Dia yang Menumpang

Bunga Alfi Firdausy
Chapter #1

Malam Pertama

"Aku yang gagah ini, setiap hari makan menumpang istriku" 

Demikian aku seorang lelaki bertubuh kecil dan tidak cukup tinggi, tampak sedikit rasa bangga pada raut wajahnya.

***

Tepat tiga puluh hari sejak kepindahanku ke kota ini, aku menikah. Tidak banyak yang bisa kuceritakan tentangnya yang baru saja kuikrarkan. Karena memang aku belum lama mengenalnya, belum sebulan. Pernikahan ini tidak dipaksakan, tidak dijodohkan. Tapi memang harus segera, mau bagaimana lagi, daripada malu. 
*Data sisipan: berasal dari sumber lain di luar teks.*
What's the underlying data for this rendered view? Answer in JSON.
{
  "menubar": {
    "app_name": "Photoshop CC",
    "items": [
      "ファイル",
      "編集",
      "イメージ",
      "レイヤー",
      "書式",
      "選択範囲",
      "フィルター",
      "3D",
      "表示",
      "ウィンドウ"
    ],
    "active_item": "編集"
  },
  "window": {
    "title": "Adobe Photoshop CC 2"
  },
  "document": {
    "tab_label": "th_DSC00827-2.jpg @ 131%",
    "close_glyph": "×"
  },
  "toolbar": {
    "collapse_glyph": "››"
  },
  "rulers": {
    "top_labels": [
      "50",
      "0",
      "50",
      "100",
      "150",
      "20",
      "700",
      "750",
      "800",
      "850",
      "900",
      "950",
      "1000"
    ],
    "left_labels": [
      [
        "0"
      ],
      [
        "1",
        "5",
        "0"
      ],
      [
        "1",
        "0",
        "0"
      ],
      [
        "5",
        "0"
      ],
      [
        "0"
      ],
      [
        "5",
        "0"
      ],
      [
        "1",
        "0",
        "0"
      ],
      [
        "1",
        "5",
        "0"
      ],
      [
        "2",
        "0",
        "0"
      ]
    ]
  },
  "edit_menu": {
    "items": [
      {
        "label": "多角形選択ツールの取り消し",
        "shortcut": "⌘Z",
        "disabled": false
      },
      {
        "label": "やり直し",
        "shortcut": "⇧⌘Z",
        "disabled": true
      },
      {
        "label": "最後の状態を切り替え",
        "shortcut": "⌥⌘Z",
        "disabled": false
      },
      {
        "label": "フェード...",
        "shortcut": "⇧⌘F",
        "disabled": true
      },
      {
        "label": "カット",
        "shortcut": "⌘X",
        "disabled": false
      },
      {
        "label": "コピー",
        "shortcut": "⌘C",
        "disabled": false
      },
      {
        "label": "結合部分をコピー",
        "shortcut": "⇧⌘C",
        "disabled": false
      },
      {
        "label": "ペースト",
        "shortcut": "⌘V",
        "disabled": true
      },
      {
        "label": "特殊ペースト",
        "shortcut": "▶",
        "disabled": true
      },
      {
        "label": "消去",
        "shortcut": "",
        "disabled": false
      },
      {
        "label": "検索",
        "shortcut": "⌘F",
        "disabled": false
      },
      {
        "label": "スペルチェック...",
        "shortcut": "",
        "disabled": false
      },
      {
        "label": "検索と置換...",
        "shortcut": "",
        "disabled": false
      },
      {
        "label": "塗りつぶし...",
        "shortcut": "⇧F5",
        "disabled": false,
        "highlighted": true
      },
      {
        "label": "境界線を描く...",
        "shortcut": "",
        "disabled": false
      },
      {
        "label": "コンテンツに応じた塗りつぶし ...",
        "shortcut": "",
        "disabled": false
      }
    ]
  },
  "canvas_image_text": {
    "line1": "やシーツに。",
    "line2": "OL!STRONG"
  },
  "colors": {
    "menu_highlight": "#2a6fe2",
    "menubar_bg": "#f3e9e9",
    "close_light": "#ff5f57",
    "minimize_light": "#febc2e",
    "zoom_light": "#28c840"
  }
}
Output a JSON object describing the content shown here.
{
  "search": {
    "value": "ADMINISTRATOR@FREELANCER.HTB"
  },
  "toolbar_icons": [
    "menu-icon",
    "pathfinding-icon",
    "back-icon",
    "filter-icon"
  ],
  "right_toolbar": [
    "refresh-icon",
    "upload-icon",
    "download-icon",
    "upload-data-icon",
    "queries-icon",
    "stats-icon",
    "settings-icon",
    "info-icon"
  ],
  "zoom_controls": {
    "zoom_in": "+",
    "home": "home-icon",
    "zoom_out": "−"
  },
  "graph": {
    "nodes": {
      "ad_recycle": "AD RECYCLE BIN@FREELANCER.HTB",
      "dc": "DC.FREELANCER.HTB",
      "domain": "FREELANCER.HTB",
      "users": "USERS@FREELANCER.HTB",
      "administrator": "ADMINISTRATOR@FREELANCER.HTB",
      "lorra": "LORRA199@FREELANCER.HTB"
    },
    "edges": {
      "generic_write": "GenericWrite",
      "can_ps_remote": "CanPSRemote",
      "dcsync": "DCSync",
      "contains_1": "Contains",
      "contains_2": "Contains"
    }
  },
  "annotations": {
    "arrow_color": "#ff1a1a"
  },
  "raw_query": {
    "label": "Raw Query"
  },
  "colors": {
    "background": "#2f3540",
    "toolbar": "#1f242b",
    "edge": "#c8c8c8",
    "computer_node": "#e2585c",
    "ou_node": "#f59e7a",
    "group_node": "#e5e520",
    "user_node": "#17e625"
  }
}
Sebetulnya hari ini begitu melelahkan. Berdiri, sebentar-sebentar duduk, menyalami entah berapa banyak undangan yang datang. Keluarga memaksaku untuk dipajang begini, pakai didandani juga. Padahal kemarin-kemarin juga tidak kalah melelahkan. Lamaran, akad, hingga walimah. Belum lagi ndeplok tetel sampai berjam-jam. Alhamdulillah semua telah terlewati. Biar lelah, malam ini semua harus tuntas. Bismillah...

***

Lalu lalang para kerabat dan tetangga belum juga usai mengakhiri rangkaian panjang acara pernikahan ini. Aku bersyukur telah sampai di titik ini, di hari ketiga puluh di kota ini, aku menggenapi separuh agamaku. 

Sejujurnya tidak banyak yang bisa kuandalkan selain ilmu dan niat. Di kota yang begitu jauhnya dari tempat kelahiranku, tanpa sanak saudara di sini, ku mulai perjalanan panjang mengukir sejarah kisahku sendiri.

Pukul sepuluh malam, suasana telah sepi. Suara jangkrik terdengar ramai, meributi pikiranku yang tengah menyusun hal-hal yang perlu kutunaikan malam ini. Baiklah, sepertinya memang aku harus masuk sekarang. Lagipula aku sudah rindu pada senyum manisnya, juga kerling matanya yang menyilaukan hati. 

Setelah membersihkan diri, segera aku memasuki kamar istriku, Naila.

"Assalamualaikum, istri...," ucapku sembari menggodanya.

"Wa alaikum salam , suami...." Dia menjawab sambil terkekeh, diikuti tawa renyah yang menampilkan lesung pipinya.

Aku masih berdiri di dekat pintu. Agaknya, tawanya barusan berhasil menghipnotis. Namun tak lama, ia segera menghampiriku kemudian meraih tanganku, menutup pintu lalu menggiringku duduk di tepian ranjang. 

Ia mengenakan gamis panjang berwarna kuning cerah. Membuatnya tampak segar. Rambutnya dibiarkan tergerai di bahu. Begitu manisnya bidadariku ini, begitu Murah hatinya Allah memberiku istri yang menyejukkan mata. 

"Dek...," sapaku mencoba memulai pembicaraan.

"Ya...," sahutnya lembut.

"Em... ada yang perlu ku tunaikan malam ini, kepadamu. Aku ingin memulainya malam ini, di awal pernikahan ini. Sudahkah kamu siap?"